C'è lodevolmente nella liturgia di rito ambrosiano, nella Messa, nella liturgia delle Ore, un continuo richiamo al Battesimo, come a ricordarci che e nel Battesimo che siamo entrati nella vita vera e quindi dobbiamo non solo ringraziare, ma impostare la vita sul Battesimo:
con quella veste candida che, forse, dobbiamo ritrovare se l'abbiamo smessa, per vestire non si sa quali abiti di mondo: con quella candela accesa, forse caduta di mano e finita chissà dove, facendoci cadere nel buio del cuore che fa tanto soffrire.
Dovremmo, almeno iniziando la giornata, quando ci facciamo il segno della croce, ricordarci che non apparteniamo più a questo mondo, come esuli dalla patria celeste, ma siamo figli del Padre, figli dell'eternità beata.
Non rimane che riscoprire la bellezza del nostro vero Natale, ossia il giorno del Battesimo e farne "il giorno della vita eterna".

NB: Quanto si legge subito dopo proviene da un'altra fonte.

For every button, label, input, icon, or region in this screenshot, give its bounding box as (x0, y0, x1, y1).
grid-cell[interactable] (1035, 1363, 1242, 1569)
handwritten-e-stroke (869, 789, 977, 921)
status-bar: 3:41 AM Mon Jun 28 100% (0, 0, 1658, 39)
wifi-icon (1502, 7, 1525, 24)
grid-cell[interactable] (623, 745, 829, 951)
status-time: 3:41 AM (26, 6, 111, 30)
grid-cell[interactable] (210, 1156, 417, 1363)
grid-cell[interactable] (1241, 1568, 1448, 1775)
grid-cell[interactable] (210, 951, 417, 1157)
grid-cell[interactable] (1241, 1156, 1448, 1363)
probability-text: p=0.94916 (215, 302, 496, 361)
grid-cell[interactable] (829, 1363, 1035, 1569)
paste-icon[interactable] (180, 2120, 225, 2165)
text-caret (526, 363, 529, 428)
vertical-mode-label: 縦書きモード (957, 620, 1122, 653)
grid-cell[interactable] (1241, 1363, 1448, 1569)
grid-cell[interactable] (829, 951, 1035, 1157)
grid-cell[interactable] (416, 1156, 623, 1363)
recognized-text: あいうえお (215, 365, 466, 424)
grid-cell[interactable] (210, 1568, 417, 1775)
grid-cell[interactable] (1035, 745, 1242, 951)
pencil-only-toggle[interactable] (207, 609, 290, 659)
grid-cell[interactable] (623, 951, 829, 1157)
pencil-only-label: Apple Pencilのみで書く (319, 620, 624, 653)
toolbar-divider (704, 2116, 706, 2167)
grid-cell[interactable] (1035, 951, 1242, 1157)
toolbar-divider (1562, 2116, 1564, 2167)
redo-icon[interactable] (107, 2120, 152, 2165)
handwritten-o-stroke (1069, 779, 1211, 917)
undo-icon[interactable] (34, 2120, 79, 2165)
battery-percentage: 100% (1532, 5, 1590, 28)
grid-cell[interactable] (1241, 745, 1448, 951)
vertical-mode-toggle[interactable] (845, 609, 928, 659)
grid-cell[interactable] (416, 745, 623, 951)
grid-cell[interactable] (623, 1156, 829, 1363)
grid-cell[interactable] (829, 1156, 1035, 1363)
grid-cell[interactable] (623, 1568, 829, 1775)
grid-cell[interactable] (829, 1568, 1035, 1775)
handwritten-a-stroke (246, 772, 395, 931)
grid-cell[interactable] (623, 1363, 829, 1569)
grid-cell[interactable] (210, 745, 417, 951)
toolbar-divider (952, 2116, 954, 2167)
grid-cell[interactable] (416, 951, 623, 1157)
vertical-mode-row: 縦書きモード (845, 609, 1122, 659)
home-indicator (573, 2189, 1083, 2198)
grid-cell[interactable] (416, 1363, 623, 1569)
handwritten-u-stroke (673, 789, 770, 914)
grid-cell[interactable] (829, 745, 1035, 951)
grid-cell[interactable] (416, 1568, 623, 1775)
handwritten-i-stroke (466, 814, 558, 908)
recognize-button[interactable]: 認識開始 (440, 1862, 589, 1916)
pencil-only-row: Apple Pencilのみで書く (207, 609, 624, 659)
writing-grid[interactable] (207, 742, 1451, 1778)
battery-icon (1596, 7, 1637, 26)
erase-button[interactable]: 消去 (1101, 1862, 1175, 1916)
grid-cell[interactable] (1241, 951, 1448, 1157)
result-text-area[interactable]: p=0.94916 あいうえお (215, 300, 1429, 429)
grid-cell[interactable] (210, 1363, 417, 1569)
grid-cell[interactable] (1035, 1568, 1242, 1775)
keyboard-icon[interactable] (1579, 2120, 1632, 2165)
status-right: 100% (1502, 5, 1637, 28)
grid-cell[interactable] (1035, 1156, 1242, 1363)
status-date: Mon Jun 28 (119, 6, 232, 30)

O Padre, che nel battesimo del Giordano con l'autorità della tua voce e la discesa dello Spirito Santo ci hai presentato solennemente il Signore Gesù, come l'Unigenito che Tu ami, dona a noi, rigenerati dall'acqua e dallo Spirito e divenuti tuoi diletti figli, di vivere senza smarrimenti, secondo il tuo disegno di amore, e ravviva ogni giorno in noi la grazia battesimale.